Redaktionsempfehlung Forex GKFX

Forex-Trading wird unter Privatanlegern immer beliebter. Natürlich bietet der Währungshandel auch für sie hohe Gewinnchancen und lockt zudem mit geringen Einstiegshürden. Allerdings ist es deutlich schwieriger, langfristig gewinnbringend zu handeln, als dies bei vielen anderen Geldanlagen für Privatanleger der Fall ist.

Verbraucherschützer sind von hochspekulativen Produkten wie Forex oder CFDs nicht angetan. Sie haben ihrer Meinung nach mehr mit einem Glücksspiel zu tun als mit einer Geldanlage.
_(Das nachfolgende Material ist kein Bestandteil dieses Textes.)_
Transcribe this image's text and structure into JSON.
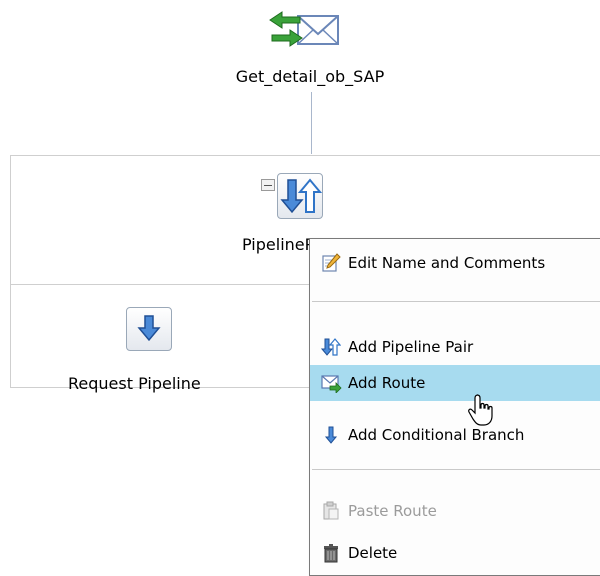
{
  "proxy": {
    "label": "Get_detail_ob_SAP",
    "icon": "proxy-service-icon"
  },
  "pipeline_pair": {
    "label": "PipelineP",
    "icon": "pipeline-pair-icon",
    "collapse_icon": "collapse-icon"
  },
  "request_pipeline": {
    "label": "Request Pipeline",
    "icon": "request-pipeline-icon"
  },
  "context_menu": {
    "items": [
      {
        "label": "Edit Name and Comments",
        "icon": "edit-icon",
        "enabled": true
      },
      {
        "label": "Add Pipeline Pair",
        "icon": "pipeline-pair-icon",
        "enabled": true
      },
      {
        "label": "Add Route",
        "icon": "route-icon",
        "enabled": true,
        "highlighted": true
      },
      {
        "label": "Add Conditional Branch",
        "icon": "branch-icon",
        "enabled": true
      },
      {
        "label": "Paste Route",
        "icon": "paste-icon",
        "enabled": false
      },
      {
        "label": "Delete",
        "icon": "trash-icon",
        "enabled": true
      }
    ]
  },
  "colors": {
    "highlight": "#a7dbef",
    "connector": "#a9b7cc",
    "arrow_blue": "#2f74c7",
    "arrow_green": "#2e9d2e"
  }
}
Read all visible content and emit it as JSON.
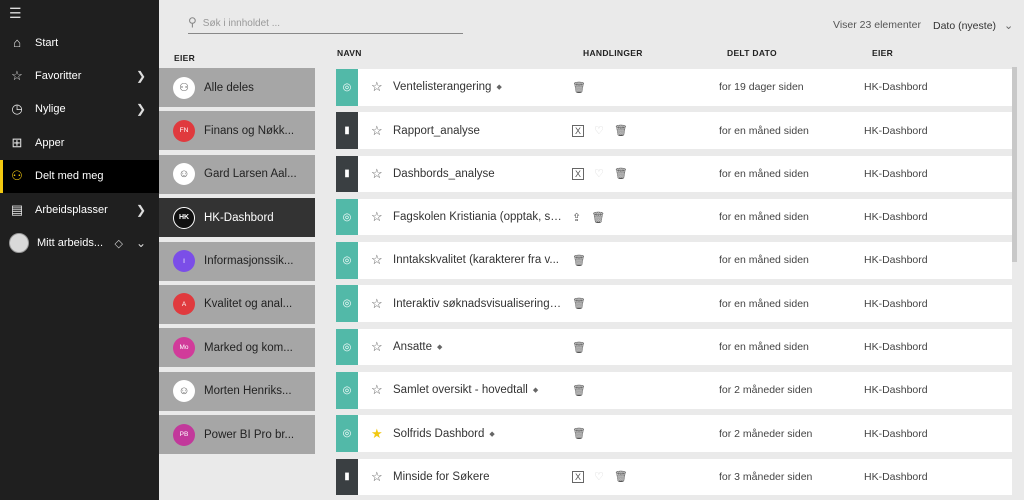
{
  "nav": {
    "menu_icon": "hamburger-icon",
    "items": [
      {
        "label": "Start",
        "icon": "home-icon",
        "chevron": false,
        "active": false
      },
      {
        "label": "Favoritter",
        "icon": "star-icon",
        "chevron": true,
        "active": false
      },
      {
        "label": "Nylige",
        "icon": "clock-icon",
        "chevron": true,
        "active": false
      },
      {
        "label": "Apper",
        "icon": "apps-icon",
        "chevron": false,
        "active": false
      },
      {
        "label": "Delt med meg",
        "icon": "shared-icon",
        "chevron": false,
        "active": true
      },
      {
        "label": "Arbeidsplasser",
        "icon": "workspaces-icon",
        "chevron": true,
        "active": false
      }
    ],
    "my_workspace": "Mitt arbeids..."
  },
  "search": {
    "placeholder": "Søk i innholdet ..."
  },
  "count_text": "Viser 23 elementer",
  "sort": {
    "label": "Dato (nyeste)"
  },
  "owner_column": {
    "header": "EIER",
    "items": [
      {
        "label": "Alle deles",
        "initials": ""
      },
      {
        "label": "Finans og Nøkk...",
        "initials": "FN"
      },
      {
        "label": "Gard Larsen Aal...",
        "initials": ""
      },
      {
        "label": "HK-Dashbord",
        "initials": "HK"
      },
      {
        "label": "Informasjonssik...",
        "initials": "I"
      },
      {
        "label": "Kvalitet og anal...",
        "initials": "A"
      },
      {
        "label": "Marked og kom...",
        "initials": "Mo"
      },
      {
        "label": "Morten Henriks...",
        "initials": ""
      },
      {
        "label": "Power BI Pro br...",
        "initials": "PB"
      }
    ]
  },
  "columns": {
    "name": "NAVN",
    "actions": "HANDLINGER",
    "shared_date": "DELT DATO",
    "owner": "EIER"
  },
  "rows": [
    {
      "name": "Ventelisterangering",
      "date": "for 19 dager siden",
      "owner": "HK-Dashbord"
    },
    {
      "name": "Rapport_analyse",
      "date": "for en måned siden",
      "owner": "HK-Dashbord"
    },
    {
      "name": "Dashbords_analyse",
      "date": "for en måned siden",
      "owner": "HK-Dashbord"
    },
    {
      "name": "Fagskolen Kristiania (opptak, sø...",
      "date": "for en måned siden",
      "owner": "HK-Dashbord"
    },
    {
      "name": "Inntakskvalitet (karakterer fra v...",
      "date": "for en måned siden",
      "owner": "HK-Dashbord"
    },
    {
      "name": "Interaktiv søknadsvisualisering (...",
      "date": "for en måned siden",
      "owner": "HK-Dashbord"
    },
    {
      "name": "Ansatte",
      "date": "for en måned siden",
      "owner": "HK-Dashbord"
    },
    {
      "name": "Samlet oversikt - hovedtall",
      "date": "for 2 måneder siden",
      "owner": "HK-Dashbord"
    },
    {
      "name": "Solfrids Dashbord",
      "date": "for 2 måneder siden",
      "owner": "HK-Dashbord"
    },
    {
      "name": "Minside for Søkere",
      "date": "for 3 måneder siden",
      "owner": "HK-Dashbord"
    }
  ],
  "colors": {
    "accent": "#f2c811",
    "dashboard": "#52b9a8",
    "report": "#3a3f42"
  }
}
Die Anbieter wehren sich naturgemäß. Ihrer Meinung nach müssen sich Anleger nur gut auf den forex-Handel vorbereiten,sich eine Forex-Strategie zurechtlegen. Diese können sie mit Spielgeld in einem Demokonto testen. Kritiker und Marktexperten sagen allerdings auch, dass Konditionen mancher Broker so gestaltet seihen, dass sich damit seriös Geld kein verdienen lässt.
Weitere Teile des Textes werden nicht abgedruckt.